Jonathas de Andrade: A possibilidade da coisa mais vulgar, mais besta, leve ou não, que você esteja vendo ou vivendo agora ou no próximo minuto possa se transformar na coisa mais significativa, transformadora, guiando o compasso do seu sentir e agir logo em seguida.
SP-Arte: Quando decidiu que seu caminho se daria pela arte?
JA: Sempre tive uma sensação de que eu queria ser artista, mas não entendia muito bem como isso iria se manifestar. Passei a infância tentando me aproximar da arte no que era apresentado como tal na minha infância em Maceió – escultura, pintura, cênicas – mas nada dava muito certo. Acabei estudando Direito e deixando o curso pela metade. Mas foi lá que me aproximei de um pensamento sobre sociedade, criminologia, marxismo, a invenção do Estado como instrumento de classe. Fui experimentar com fotografia e me aproximei do cinema, achei que ali tinha um caminho.
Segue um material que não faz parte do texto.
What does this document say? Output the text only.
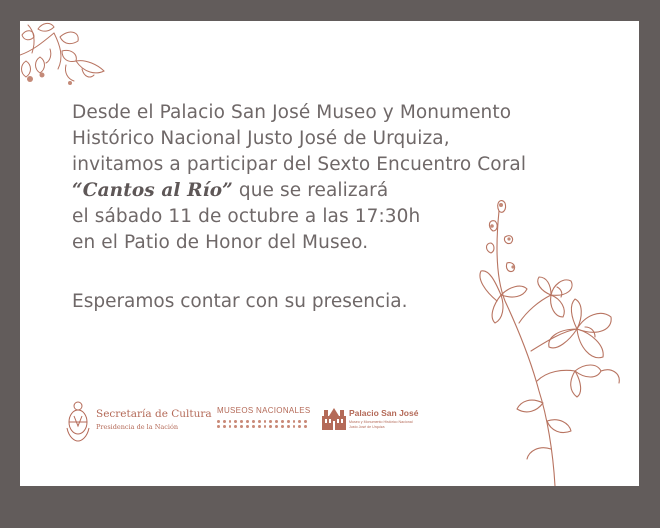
Desde el Palacio San José Museo y Monumento

Histórico Nacional Justo José de Urquiza,

invitamos a participar del Sexto Encuentro Coral

“Cantos al Río” que se realizará

el sábado 11 de octubre a las 17:30h

en el Patio de Honor del Museo.

Esperamos contar con su presencia.

Secretaría de Cultura
Presidencia de la Nación
MUSEOS NACIONALES	Palacio San José
Museo y Monumento Histórico Nacional
Justo José de Urquiza
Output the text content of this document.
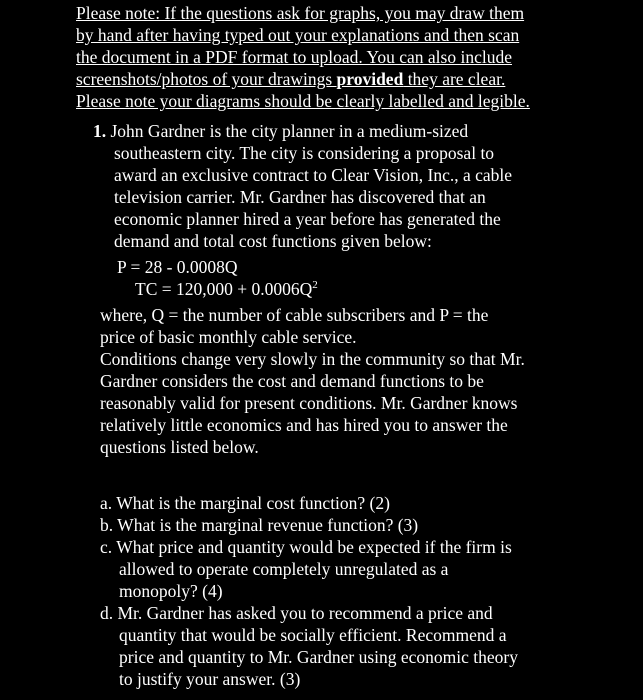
Please note: If the questions ask for graphs, you may draw them
by hand after having typed out your explanations and then scan
the document in a PDF format to upload. You can also include
screenshots/photos of your drawings provided they are clear.
Please note your diagrams should be clearly labelled and legible.
1. John Gardner is the city planner in a medium-sized
southeastern city. The city is considering a proposal to
award an exclusive contract to Clear Vision, Inc., a cable
television carrier. Mr. Gardner has discovered that an
economic planner hired a year before has generated the
demand and total cost functions given below:
P = 28 - 0.0008Q
TC = $120,000 + 0.0006Q^2$
where, Q = the number of cable subscribers and P = the
price of basic monthly cable service.
Conditions change very slowly in the community so that Mr.
Gardner considers the cost and demand functions to be
reasonably valid for present conditions. Mr. Gardner knows
relatively little economics and has hired you to answer the
questions listed below.
a. What is the marginal cost function? (2)
b. What is the marginal revenue function? (3)
c. What price and quantity would be expected if the firm is
allowed to operate completely unregulated as a
monopoly? (4)
d. Mr. Gardner has asked you to recommend a price and
quantity that would be socially efficient. Recommend a
price and quantity to Mr. Gardner using economic theory
to justify your answer. (3)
Na faculdade de Comunicação Social, encontrei um grupo de amigos com interesses diversos em arte, numa cidade infernal e caótica que me trouxe muita inspiração, o Recife. Com esses amigos, me entendi artista e fiz meus primeiros projetos, misturando vários caminhos, interesses e estratégias. A arte contemporânea parecia oferecer uma liberdade para inventar e me reinventar. Cada vez mais, experimentei uma sensação que eu não poderia parar de fazer isso nunca mais.
SP-Arte: Você já realizou trabalhos em foto, tela, vídeo… De que forma você maneja todas essas linguagens, e como pensa cada plataforma – o tema o leva a cada uma delas, ou você parte da plataforma?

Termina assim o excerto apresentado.